Vacations and trips to the most threatened and endangered parts of the earth have become known as “last chance tourism” (LCT). Examples include Australia’s rapidly bleaching Great Barrier Reef, the melting ice sheets of Antarctica, and the alternately flood- and drought-ravaged islands of Galapagos and the Maldives.
“LCT is a niche tourism market focused on witnessing and experiencing a place before it disappears,” explain researchers Annah Piggott-McKellar and Karen McNamara, of Australia’s University of Queensland, in the Journal of Sustainable Tourism. The paradox here is that those people who are eager to visit these devastated places are actually contributing to their demise because of carbon emissions and population pressure.
Piggott-McKellar and McNamara collected data from among the approximately 2 million visitors who visit Queensland’s Great Barrier Reef, a 133,000-square-mile network of islands boasting the world’s largest display of coral reefs. These reefs are threatened by coral bleaching due to increasingly warm waters. They are also damaged by hurricanes, dredging, agricultural runoff, coastal development, and sea-level rise. Early in 2016, ecologists predicted a potential ecosystem collapse for the reef by 2100.
Researchers have come to understand that tourists do not associate their own travel with risks to these vulnerable places. Using the reef as an example, the corals are damaged from reef walking, dropped anchors, boat fuel, and swimmers’ sweat and sunscreen runoff.
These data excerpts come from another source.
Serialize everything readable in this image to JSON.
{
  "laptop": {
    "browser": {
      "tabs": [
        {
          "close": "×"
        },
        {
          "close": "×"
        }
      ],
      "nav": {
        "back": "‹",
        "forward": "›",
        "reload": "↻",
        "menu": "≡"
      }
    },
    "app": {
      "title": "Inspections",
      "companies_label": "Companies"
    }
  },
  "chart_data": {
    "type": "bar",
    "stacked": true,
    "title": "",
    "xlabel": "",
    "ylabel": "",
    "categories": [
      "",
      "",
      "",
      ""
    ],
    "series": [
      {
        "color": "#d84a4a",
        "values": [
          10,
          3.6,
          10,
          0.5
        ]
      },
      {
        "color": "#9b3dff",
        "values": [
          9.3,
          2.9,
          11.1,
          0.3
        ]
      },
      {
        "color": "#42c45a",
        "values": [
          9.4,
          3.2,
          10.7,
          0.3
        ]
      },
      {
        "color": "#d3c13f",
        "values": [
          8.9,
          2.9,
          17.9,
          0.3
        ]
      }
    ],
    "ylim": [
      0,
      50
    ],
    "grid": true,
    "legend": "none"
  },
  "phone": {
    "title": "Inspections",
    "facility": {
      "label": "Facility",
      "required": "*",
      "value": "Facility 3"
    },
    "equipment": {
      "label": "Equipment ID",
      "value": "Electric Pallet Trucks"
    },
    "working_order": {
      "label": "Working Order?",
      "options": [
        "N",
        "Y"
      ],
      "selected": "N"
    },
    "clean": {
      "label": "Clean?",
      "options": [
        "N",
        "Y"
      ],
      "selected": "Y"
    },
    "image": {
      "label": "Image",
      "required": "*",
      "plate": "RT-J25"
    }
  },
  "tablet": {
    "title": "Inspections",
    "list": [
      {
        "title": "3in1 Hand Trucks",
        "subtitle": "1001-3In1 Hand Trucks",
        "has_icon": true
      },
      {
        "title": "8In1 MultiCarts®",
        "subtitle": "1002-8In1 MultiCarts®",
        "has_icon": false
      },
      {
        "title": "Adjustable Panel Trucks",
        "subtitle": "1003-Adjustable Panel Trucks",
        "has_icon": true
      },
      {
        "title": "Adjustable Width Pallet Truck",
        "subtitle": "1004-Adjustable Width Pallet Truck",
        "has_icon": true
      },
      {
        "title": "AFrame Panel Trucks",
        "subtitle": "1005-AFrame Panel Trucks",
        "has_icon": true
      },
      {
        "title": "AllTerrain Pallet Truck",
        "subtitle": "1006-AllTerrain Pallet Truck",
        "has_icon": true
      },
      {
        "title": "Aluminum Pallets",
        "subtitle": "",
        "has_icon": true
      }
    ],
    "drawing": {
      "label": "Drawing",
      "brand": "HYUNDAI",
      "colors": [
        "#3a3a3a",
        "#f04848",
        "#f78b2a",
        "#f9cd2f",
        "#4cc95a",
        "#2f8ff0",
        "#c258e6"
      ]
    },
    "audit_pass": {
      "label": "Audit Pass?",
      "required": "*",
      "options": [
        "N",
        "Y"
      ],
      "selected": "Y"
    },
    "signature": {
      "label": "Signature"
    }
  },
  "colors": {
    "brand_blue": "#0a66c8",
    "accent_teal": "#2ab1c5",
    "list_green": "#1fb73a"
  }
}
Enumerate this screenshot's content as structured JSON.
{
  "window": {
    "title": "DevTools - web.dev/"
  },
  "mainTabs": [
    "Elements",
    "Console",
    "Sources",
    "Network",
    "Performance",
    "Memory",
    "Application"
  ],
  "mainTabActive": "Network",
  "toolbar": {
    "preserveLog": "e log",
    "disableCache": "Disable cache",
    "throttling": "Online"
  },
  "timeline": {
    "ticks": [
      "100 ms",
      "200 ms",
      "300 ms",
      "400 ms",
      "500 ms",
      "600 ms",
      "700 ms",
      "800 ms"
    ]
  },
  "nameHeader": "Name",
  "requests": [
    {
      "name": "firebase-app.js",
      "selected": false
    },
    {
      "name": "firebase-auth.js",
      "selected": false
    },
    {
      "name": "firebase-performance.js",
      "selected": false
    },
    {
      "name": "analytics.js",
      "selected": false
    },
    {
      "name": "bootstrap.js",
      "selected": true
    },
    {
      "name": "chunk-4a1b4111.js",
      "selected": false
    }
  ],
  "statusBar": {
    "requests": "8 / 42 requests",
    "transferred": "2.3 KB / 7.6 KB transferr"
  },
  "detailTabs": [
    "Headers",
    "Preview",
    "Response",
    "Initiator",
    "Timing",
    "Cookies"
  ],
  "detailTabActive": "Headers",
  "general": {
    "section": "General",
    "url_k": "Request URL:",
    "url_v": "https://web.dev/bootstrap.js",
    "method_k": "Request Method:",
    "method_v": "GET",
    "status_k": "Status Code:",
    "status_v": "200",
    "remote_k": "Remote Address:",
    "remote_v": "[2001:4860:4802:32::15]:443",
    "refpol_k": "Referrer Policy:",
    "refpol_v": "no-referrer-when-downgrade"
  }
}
While we can applaud people for their concern and interest in the dying places, they need to understand that their actual presence creates more harm than good. Places like the Great Barrier Reef are too far gone at this point to pick as a destination spot. Better would be to support causes that take action against man-made destruction with the end-goal of saving these magnificent areas and protecting them for generations to come.